To retrieve sperm, tissue slivers are separated from the skin. This is a less invasive procedure than stem cell transplants that require the testis to be opened.
When Orwig’s team first began collecting testicular tissue, he thought that by first separating them from the tissue and then freezing them, he would get more stem cells. They did this with the first few patients, including HSU. However, later they discovered that from freezing the entire tissue, then thawing them to extract the cells, they could get as many stem cells. That meant that HSU could only undergo stem cell transplantation, as only his cells were frozen.
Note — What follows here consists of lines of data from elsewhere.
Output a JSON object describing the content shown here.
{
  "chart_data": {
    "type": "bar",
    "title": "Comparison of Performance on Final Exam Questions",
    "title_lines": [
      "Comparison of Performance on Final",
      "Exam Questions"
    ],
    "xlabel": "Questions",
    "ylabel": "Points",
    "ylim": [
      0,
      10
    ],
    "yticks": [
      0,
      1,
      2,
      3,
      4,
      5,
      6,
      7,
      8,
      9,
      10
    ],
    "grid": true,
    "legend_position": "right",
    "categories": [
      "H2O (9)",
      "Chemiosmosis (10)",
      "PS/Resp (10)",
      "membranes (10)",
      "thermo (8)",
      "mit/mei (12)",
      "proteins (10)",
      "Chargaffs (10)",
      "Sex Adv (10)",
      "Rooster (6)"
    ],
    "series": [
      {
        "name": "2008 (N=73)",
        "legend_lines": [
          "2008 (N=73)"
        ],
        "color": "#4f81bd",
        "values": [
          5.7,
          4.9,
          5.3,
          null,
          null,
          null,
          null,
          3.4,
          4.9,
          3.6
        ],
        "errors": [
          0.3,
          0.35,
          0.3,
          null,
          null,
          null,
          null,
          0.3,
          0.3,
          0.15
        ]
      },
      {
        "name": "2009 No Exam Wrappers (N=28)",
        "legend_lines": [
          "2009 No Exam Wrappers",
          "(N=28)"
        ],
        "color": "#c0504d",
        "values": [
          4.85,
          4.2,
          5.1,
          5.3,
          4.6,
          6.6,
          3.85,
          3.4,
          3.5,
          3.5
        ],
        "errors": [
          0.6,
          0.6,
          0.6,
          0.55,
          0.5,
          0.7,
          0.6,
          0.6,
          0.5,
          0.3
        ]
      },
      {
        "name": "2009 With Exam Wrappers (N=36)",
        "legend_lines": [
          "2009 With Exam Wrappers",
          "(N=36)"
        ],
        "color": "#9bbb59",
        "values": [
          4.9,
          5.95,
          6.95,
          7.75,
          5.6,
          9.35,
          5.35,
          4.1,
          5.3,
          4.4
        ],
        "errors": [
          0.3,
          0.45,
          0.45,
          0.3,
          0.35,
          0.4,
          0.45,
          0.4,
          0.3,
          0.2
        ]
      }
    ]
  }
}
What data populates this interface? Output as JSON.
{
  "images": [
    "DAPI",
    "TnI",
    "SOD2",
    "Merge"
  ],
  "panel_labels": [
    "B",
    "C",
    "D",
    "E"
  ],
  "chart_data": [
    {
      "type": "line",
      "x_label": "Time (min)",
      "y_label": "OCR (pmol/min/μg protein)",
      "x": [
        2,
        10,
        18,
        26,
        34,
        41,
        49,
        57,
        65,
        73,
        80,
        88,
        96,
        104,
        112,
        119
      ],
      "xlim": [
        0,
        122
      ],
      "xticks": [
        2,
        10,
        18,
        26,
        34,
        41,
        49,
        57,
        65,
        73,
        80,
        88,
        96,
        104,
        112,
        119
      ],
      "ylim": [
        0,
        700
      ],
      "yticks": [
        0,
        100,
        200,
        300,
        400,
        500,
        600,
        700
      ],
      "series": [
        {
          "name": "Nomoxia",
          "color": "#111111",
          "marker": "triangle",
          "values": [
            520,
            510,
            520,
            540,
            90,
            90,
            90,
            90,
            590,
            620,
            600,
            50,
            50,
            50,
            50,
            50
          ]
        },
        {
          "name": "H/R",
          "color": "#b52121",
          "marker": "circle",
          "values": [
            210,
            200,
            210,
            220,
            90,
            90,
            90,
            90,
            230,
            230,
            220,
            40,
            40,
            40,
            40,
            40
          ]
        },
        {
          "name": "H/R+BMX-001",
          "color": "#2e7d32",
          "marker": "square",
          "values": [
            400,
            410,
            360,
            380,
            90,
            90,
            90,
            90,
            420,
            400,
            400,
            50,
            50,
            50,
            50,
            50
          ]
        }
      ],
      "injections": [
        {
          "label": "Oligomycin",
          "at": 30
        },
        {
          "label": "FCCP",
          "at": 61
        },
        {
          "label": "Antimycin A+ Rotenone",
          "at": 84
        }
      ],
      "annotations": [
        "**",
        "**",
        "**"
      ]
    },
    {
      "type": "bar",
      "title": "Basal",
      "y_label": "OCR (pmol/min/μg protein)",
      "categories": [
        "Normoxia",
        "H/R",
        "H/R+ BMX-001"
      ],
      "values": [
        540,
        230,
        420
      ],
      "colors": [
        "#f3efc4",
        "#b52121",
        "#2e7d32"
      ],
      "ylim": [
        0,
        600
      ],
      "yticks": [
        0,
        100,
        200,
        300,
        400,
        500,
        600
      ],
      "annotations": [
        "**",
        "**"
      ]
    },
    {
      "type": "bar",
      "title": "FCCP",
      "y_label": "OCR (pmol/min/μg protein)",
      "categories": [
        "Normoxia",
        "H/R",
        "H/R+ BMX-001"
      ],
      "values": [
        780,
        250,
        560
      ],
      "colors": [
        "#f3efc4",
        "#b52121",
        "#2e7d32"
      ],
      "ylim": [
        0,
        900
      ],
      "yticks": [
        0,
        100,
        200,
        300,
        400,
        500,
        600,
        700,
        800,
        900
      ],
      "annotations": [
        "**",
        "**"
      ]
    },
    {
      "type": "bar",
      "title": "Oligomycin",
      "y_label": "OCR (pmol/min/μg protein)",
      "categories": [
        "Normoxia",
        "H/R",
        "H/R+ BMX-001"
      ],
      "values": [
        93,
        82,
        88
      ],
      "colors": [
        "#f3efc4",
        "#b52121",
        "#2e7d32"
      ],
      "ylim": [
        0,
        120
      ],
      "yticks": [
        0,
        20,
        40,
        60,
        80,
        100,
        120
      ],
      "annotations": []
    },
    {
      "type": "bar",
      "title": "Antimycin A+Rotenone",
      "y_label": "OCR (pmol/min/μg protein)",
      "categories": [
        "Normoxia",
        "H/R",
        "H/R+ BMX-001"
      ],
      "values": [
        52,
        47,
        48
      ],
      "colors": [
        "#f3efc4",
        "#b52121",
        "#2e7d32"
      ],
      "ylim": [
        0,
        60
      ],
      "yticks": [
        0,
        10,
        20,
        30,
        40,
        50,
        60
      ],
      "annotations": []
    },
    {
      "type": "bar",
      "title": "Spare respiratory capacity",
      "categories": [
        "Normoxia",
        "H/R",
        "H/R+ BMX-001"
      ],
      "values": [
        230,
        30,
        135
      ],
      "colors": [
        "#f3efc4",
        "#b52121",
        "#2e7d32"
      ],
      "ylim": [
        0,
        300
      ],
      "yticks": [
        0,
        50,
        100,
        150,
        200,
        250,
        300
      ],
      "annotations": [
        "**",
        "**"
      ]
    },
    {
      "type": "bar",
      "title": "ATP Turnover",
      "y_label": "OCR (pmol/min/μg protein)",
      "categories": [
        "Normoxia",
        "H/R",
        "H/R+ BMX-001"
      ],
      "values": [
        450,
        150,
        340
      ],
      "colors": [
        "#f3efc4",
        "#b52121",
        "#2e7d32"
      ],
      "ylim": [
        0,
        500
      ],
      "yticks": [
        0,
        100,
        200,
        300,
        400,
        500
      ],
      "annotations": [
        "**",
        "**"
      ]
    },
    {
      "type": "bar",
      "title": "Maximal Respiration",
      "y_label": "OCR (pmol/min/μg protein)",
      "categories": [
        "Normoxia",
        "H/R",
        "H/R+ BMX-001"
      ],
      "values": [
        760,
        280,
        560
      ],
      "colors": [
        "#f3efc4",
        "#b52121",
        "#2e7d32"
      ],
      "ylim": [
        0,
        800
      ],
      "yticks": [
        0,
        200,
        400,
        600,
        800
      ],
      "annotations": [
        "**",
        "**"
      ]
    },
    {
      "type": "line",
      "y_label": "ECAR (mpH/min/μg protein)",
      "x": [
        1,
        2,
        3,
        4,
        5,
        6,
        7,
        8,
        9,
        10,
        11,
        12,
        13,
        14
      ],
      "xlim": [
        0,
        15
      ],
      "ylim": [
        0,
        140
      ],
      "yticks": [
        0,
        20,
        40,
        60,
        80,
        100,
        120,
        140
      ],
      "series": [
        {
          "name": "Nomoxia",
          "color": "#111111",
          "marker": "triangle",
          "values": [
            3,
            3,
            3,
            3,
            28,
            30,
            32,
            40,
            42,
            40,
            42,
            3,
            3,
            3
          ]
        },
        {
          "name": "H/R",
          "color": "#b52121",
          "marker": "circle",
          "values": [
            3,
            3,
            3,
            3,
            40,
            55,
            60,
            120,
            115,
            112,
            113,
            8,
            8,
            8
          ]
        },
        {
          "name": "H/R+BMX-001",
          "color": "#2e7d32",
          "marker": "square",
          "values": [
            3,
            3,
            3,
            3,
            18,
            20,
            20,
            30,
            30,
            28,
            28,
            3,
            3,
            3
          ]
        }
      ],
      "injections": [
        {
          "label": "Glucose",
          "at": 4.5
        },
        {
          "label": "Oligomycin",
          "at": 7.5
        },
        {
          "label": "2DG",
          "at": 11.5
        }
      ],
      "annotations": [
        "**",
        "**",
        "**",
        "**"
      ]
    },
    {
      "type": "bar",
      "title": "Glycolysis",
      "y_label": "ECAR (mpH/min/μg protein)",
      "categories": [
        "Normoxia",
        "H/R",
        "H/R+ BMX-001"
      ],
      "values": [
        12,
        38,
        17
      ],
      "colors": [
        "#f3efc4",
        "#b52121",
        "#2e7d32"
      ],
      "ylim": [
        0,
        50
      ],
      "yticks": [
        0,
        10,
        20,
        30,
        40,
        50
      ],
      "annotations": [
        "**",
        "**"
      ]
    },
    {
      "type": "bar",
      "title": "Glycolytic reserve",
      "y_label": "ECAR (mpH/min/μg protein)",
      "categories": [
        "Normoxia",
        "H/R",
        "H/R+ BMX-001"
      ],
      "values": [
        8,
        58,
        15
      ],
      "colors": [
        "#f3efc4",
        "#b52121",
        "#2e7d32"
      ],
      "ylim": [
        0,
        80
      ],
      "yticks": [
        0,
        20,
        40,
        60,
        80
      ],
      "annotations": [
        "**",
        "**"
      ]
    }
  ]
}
Other patients who have frozen the entire tissue have the option to try either stem cells or tissue transplantation.
In January, researchers from Belgium’s Vrije Universiteit Brussel and Brussels IVF announced they had done it. First Testicular Tissue Transplantation Patients who received chemotherapy in childhood. The patient is monitored for one year and the semen is tested for the presence of sperm. A year later, the doctor will remove some of the implanted tissue and check for sperm.
“In these patients who are receiving life-saving cancer therapy, they end up with permanently impaired fertility,” says Robert Brannigan, president of the American Society of Reproductive Medicine and professor of urology at Northwestern University. “It’s hard to say which approach would be a more effective approach, but I think both approaches are really worth research.”
A similar procedure called ovarian tissue transplantation is available to female cancer patients and has resulted in over 200 births worldwide. Adult men who need chemotherapy usually require 2-3 weeks to treat an egg equivalent (egg removal) and may not have time to receive it before the patient begins chemotherapy, which is more advanced than testicular freeze or transplant. If the eggs are not freezing, tissue from the ovaries can be collected and stored for storage.
“It’s great to see us catch up a little bit to provide young men with the same kind of opportunity that we can offer younger women,” says Jonathan Rouse, a pediatric urologist at Duke Health. “Keeping your kids alive is always one goal, but then you can live that life is truly the number two goals. That’s what I think this research will really have an impact on the future.”
HSU realizes that the technology is still in its early stages and may not work for him. Even if he is unable to give birth to biological children, he hopes these techniques will eventually open options to other pediatric cancer patients. “This is just beginning practice,” he says. “The more support, the more research we have, the more data we have, the better people like me are heading towards the line.”